The mood has lifted again, now that we've stopped talking about the BCCI and the ground. I ask about a moving public ceremony where a Baggy Green was presented to Nathan Hauritz by Glenn McGrath. There were tears as the cap was accepted. But Hauritz's inclusion had been questioned before. Was this Australia's best team?
Now there's something, Mitchell says. He was included because Warne broke his thumb. Stuart MacGill was on standby, ready to be flown to India if anything happened to Warne. But the injury occoured the day before the game began, and was diagnosed in the evening. It was too late to get MacGill down. What would have happened if India had won at Chennai and both teams came to Mumbai with the series alive? Would the decision to include Hauritz in the final side have come under increased scrutiny then?

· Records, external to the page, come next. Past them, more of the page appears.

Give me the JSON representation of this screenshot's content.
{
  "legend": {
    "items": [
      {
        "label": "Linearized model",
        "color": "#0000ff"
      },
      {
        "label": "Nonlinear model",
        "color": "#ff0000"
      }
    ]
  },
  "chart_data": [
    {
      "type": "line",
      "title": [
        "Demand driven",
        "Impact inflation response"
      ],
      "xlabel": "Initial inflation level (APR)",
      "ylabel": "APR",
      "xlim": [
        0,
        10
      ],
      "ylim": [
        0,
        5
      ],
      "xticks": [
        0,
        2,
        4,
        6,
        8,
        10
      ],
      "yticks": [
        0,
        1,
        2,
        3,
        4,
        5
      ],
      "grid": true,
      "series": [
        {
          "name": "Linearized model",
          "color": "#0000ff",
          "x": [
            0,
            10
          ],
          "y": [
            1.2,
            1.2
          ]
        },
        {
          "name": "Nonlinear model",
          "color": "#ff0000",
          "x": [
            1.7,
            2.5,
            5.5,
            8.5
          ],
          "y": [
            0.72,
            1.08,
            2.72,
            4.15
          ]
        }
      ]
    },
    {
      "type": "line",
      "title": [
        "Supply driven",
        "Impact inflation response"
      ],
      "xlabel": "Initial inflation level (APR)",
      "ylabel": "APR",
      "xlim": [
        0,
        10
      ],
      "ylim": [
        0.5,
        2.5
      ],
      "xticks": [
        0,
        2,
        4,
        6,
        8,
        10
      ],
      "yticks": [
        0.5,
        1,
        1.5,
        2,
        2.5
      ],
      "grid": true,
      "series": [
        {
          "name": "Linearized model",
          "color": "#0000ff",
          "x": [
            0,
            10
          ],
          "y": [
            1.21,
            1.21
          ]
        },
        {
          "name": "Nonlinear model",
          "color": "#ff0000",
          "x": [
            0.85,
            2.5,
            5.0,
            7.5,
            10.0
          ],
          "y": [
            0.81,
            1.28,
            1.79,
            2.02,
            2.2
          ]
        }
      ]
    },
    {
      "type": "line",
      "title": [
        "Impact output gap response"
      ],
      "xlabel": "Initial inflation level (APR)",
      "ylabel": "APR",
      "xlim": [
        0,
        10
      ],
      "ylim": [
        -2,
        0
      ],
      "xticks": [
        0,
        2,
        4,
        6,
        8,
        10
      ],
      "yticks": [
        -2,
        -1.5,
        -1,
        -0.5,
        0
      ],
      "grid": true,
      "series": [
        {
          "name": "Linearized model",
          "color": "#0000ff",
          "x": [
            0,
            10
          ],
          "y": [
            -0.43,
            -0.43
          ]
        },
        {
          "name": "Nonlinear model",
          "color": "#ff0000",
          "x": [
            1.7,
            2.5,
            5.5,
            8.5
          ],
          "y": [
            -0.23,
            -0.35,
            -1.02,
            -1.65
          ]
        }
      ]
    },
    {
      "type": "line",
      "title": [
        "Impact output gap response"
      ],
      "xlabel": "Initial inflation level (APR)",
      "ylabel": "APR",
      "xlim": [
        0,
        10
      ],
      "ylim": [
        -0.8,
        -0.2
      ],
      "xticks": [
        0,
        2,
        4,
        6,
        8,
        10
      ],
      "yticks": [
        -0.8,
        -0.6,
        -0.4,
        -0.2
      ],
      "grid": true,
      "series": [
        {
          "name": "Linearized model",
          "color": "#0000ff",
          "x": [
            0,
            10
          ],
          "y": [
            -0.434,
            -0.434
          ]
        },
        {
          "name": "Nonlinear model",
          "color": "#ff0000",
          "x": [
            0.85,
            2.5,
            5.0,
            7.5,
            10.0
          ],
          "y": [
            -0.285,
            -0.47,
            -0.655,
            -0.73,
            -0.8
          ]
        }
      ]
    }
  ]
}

There's another cheer as the covers come off. The writer Peter Roebuck joins the box as Mitchell talks into his microphone to the studio. Play begins shortly afterwards, and Mitchell begins, "McGrath bowls to Tendulkar, who defends it." He goes quiet then, until the next ball is bowled. Why does he do this? They haven't linked to Australia yet, Harsha says. He's just practising. Soon, the evening news in Australia is done and the commentary goes live. Roebuck picks up from Mitchell and, within two overs of play restarting, the talk moves from cricket to how people consume pesticide to commit suicide. Everyone but Roebuck is laughing. Mitchell turns around and evilly says, "See? You can't do that on television!"